Ах ты, конский навоз, мелькнуло в голове Кучуга
остервенелое. Напрашивается на ссору! Показывает, что он здесь главнее, что он
стоит ближе к трону властелина этих земель. Ну, сейчас ты у меня получишь…
Он вздохнул, ладонь с усилием оторвалась от рукояти сабли,
набрал в грудь воздуха… и как в ледяную воду бросился, заставив себя сказать
совсем не то, что рвалось из недр души:
– Якун… Дерьмо ты собачье, зад моего осла, навоз самого
худшего из козлов… Мы еще сойдемся на узкой дорожке, но зачем детей наших
губить? Мы можем заставить слушаться их руки и ноги, но не сердца…
Якун, и без того багровый от гнева, в начале речи надменного
хана стал лиловым, рука в слепой ярости сорвала с пояса длинный нож, потом
тяжело выдохнул воздух, колыхнув занавеси в окнах терема на той стороне двора:
– Ты о чем, степное отродье?..
– Дети наши встречаются тайком, – бросил Кучуг с
горечью. – Благородный сын хана общается с дочерью пропахшего рыбой
дурака!.. Но я решил, что пусть мой сын сам отвечает за свои ошибки…

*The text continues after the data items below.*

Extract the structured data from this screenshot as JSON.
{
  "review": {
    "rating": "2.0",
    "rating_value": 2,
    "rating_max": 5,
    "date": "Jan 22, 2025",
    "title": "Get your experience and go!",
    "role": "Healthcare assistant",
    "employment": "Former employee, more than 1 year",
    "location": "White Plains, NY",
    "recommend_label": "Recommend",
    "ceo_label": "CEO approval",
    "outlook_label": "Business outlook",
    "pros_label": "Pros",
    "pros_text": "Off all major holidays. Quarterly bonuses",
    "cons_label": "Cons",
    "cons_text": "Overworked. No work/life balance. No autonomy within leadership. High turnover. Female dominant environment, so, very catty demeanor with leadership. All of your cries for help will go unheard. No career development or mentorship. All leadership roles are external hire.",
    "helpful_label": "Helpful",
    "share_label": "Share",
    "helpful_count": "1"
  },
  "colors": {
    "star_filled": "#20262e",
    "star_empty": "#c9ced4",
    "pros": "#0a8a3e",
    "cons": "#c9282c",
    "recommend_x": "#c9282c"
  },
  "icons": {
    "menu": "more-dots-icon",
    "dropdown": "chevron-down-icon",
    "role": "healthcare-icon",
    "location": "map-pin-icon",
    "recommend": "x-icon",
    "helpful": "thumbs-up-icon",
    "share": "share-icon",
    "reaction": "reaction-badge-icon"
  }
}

Якун рассматривал его исподлобья. Голос его обрушился
сверху, как падающие скалы с вершины горы:
– Дочь благородного ярла из древнейшего рода… общается со
степняком, чьи сапоги постоянно в навозе, а руки пахнут ослиной мочой! Который
и женщин не видел настоящих, только ишачек и ослиц…
Кучуг стиснул зубы:
– Ты зачем мне такое говоришь?
Якун поколебался, ответил нехотя:
– Потому же, что и ты.
Кучуг раскрыл глаза шире:
– Что? Ты не осуждаешь их?
– Не осуждаю? – вспыхнул Якун. – Да я бы им головы
поотрывал! Так опозорить меня, мой благородный род, моих славных предков! Но
пусть не скажут, что я выкручивал любимой дочери руки, принуждая выйти за
нелюбимого… Да и помешай сейчас, потом всю жизнь попрекать будет, что лишил
счастья… Пусть же сама убедится, что дура, если за такого… за такого хочет
пойти!
Кучуг тоже то багровел, то лиловел, зубами скрежетал так,
что слышно было за воротами, на шее жилы вздулись как канаты, словно удерживал
рвущихся вскачь степных коней, но удержал, смирил, выдохнул воздух со свистом,
пустил понизу, чтобы дыханием не поджечь терем:
– Значит, ты не будешь им мешать?
– Нет, – отрезал Якун. – Пусть нажрутся дерьма
вволю. Тогда скажут, что я был прав!
– Скажут, – возразил Кучуг, – что был прав я!
– Это я им запрещал! – гаркнул Якун.
– Нет, я!
– Я!
Кучуг раскрыл рот для ответа порезче, но взгляд зацепился за
усталые морщины на лице старого викинга, скользнул к твердой складке в уголке
рта, что говорила и о горечи на душе старого отца… и неожиданно для себя Кучуг
сказал:
– Якун… Ты сильный воин… и я сильный воин. Мы еще найдем
из-за чего подраться, из-за чего помериться силой, а то и скрестить мечи. Но
наши дети… Как я понял, ты тоже прослышал о зловещем предзнаменовании?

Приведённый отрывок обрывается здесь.